オナラの成分は、窒素、二酸化炭素、水素、メタン、酸素といった無臭ガスと、
硫化水素、メチル・メルカプタン、ジメチル・サルファイド、アンモニア、
インドール、スカトール、揮発性アミン、揮発性脂肪酸などの悪臭ガスである。

1998年に発表された研究で、硫化水素メチル・メルカプタン
ジメチル・サルファイドが臭さの主役とわかったそうである。

これらのガス成分のうち、窒素と酸素以外は、ほとんど腸内細菌によって生成
される。すなわち、悪臭は、腸内細菌のせいであると言ってよい。

腸壁から出る重炭酸は、短鎖脂肪酸が吸収されるときに、交換のように腸壁か
ら出てくるもので、大腸の中味に溶けて水溶液になっている。
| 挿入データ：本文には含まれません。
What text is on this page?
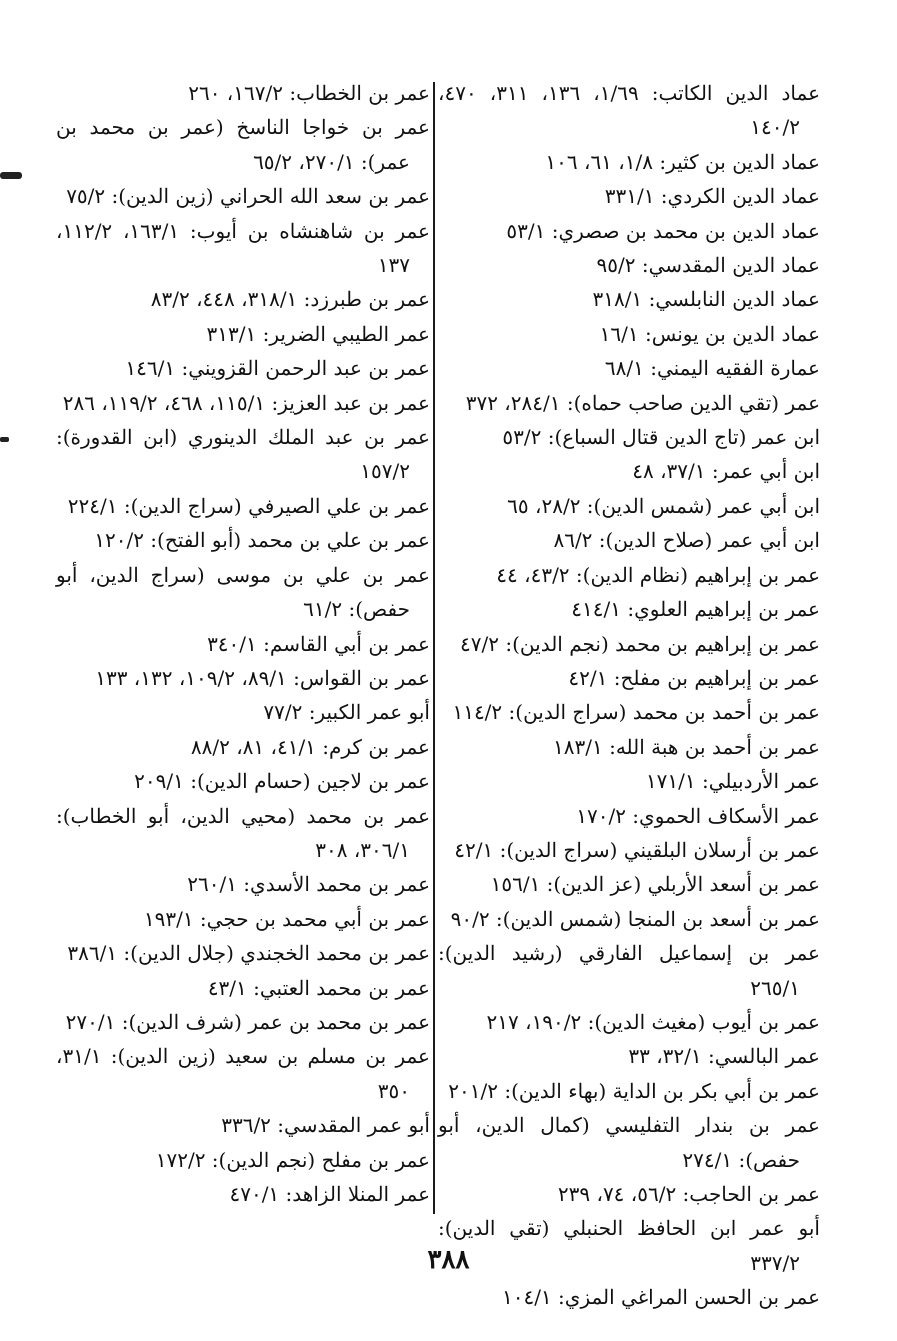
عماد الدين الكاتب: ١/٦٩، ١٣٦، ٣١١، ٤٧٠، ١٤٠/٢
عماد الدين بن كثير: ١/٨، ٦١، ١٠٦
عماد الدين الكردي: ٣٣١/١
عماد الدين بن محمد بن صصري: ٥٣/١
عماد الدين المقدسي: ٩٥/٢
عماد الدين النابلسي: ٣١٨/١
عماد الدين بن يونس: ١٦/١
عمارة الفقيه اليمني: ٦٨/١
عمر (تقي الدين صاحب حماه): ٢٨٤/١، ٣٧٢
ابن عمر (تاج الدين قتال السباع): ٥٣/٢
ابن أبي عمر: ٣٧/١، ٤٨
ابن أبي عمر (شمس الدين): ٢٨/٢، ٦٥
ابن أبي عمر (صلاح الدين): ٨٦/٢
عمر بن إبراهيم (نظام الدين): ٤٣/٢، ٤٤
عمر بن إبراهيم العلوي: ٤١٤/١
عمر بن إبراهيم بن محمد (نجم الدين): ٤٧/٢
عمر بن إبراهيم بن مفلح: ٤٢/١
عمر بن أحمد بن محمد (سراج الدين): ١١٤/٢
عمر بن أحمد بن هبة الله: ١٨٣/١
عمر الأردبيلي: ١٧١/١
عمر الأسكاف الحموي: ١٧٠/٢
عمر بن أرسلان البلقيني (سراج الدين): ٤٢/١
عمر بن أسعد الأربلي (عز الدين): ١٥٦/١
عمر بن أسعد بن المنجا (شمس الدين): ٩٠/٢
عمر بن إسماعيل الفارقي (رشيد الدين): ٢٦٥/١
عمر بن أيوب (مغيث الدين): ١٩٠/٢، ٢١٧
عمر البالسي: ٣٢/١، ٣٣
عمر بن أبي بكر بن الداية (بهاء الدين): ٢٠١/٢
عمر بن بندار التفليسي (كمال الدين، أبو حفص): ٢٧٤/١
عمر بن الحاجب: ٥٦/٢، ٧٤، ٢٣٩
أبو عمر ابن الحافظ الحنبلي (تقي الدين): ٣٣٧/٢
عمر بن الحسن المراغي المزي: ١٠٤/١
عمر بن الخطاب: ١٦٧/٢، ٢٦٠
عمر بن خواجا الناسخ (عمر بن محمد بن عمر): ٢٧٠/١، ٦٥/٢
عمر بن سعد الله الحراني (زين الدين): ٧٥/٢
عمر بن شاهنشاه بن أيوب: ١٦٣/١، ١١٢/٢، ١٣٧
عمر بن طبرزد: ٣١٨/١، ٤٤٨، ٨٣/٢
عمر الطيبي الضرير: ٣١٣/١
عمر بن عبد الرحمن القزويني: ١٤٦/١
عمر بن عبد العزيز: ١١٥/١، ٤٦٨، ١١٩/٢، ٢٨٦
عمر بن عبد الملك الدينوري (ابن القدورة): ١٥٧/٢
عمر بن علي الصيرفي (سراج الدين): ٢٢٤/١
عمر بن علي بن محمد (أبو الفتح): ١٢٠/٢
عمر بن علي بن موسى (سراج الدين، أبو حفص): ٦١/٢
عمر بن أبي القاسم: ٣٤٠/١
عمر بن القواس: ٨٩/١، ١٠٩/٢، ١٣٢، ١٣٣
أبو عمر الكبير: ٧٧/٢
عمر بن كرم: ٤١/١، ٨١، ٨٨/٢
عمر بن لاجين (حسام الدين): ٢٠٩/١
عمر بن محمد (محيي الدين، أبو الخطاب): ٣٠٦/١، ٣٠٨
عمر بن محمد الأسدي: ٢٦٠/١
عمر بن أبي محمد بن حجي: ١٩٣/١
عمر بن محمد الخجندي (جلال الدين): ٣٨٦/١
عمر بن محمد العتبي: ٤٣/١
عمر بن محمد بن عمر (شرف الدين): ٢٧٠/١
عمر بن مسلم بن سعيد (زين الدين): ٣١/١، ٣٥٠
أبو عمر المقدسي: ٣٣٦/٢
عمر بن مفلح (نجم الدين): ١٧٢/٢
عمر المنلا الزاهد: ٤٧٠/١
٣٨٨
ところが、大腸
内の細菌が短鎖脂肪酸や乳酸をつくると、その場所のpHが下がり、その下が
り具合に応じて、重炭酸の水溶液から二酸化炭素が遊離して、これがガスの意
外と多い供給口になっている。

オナラが多いケース

  1. 小腸の炎症
    小腸に炎症があって、食物の消化吸収が悪い場合には、発酵ガスが発生する。
  2. 大腸の炎症
    腸内ガスの一部は腸壁から吸収され、呼気や尿の中に排出されるが、大腸に
    炎症があると、このしくみ正常に働かず、吸収されない分、結果的にガスが
    多くなる。
  3. 浅い呼吸
    普段から姿勢が悪く、横隔膜が十分に開閉せず、肺におけるガス交換が不充
    分な人の場合、上記のように腸壁から吸収したガス成分を、呼気として排出
    する量も当然少なくなるので、結果的にガスが多くなる。
  4. 膵臓や肝臓の障害
    膵臓や肝臓が悪くて、消化液が充分に分泌されない場合も、消化が進まず、
    食物の腸内貯留時間が長びき、腸内細菌による分解が進み、ガスが発生する。
  5. 心臓や大きな血管の障害
    心臓や大きな血管の異常は、全身的な循環障害の原因となり、胃腸への血流量も
    減少し、腸壁からのガス吸収を阻害する。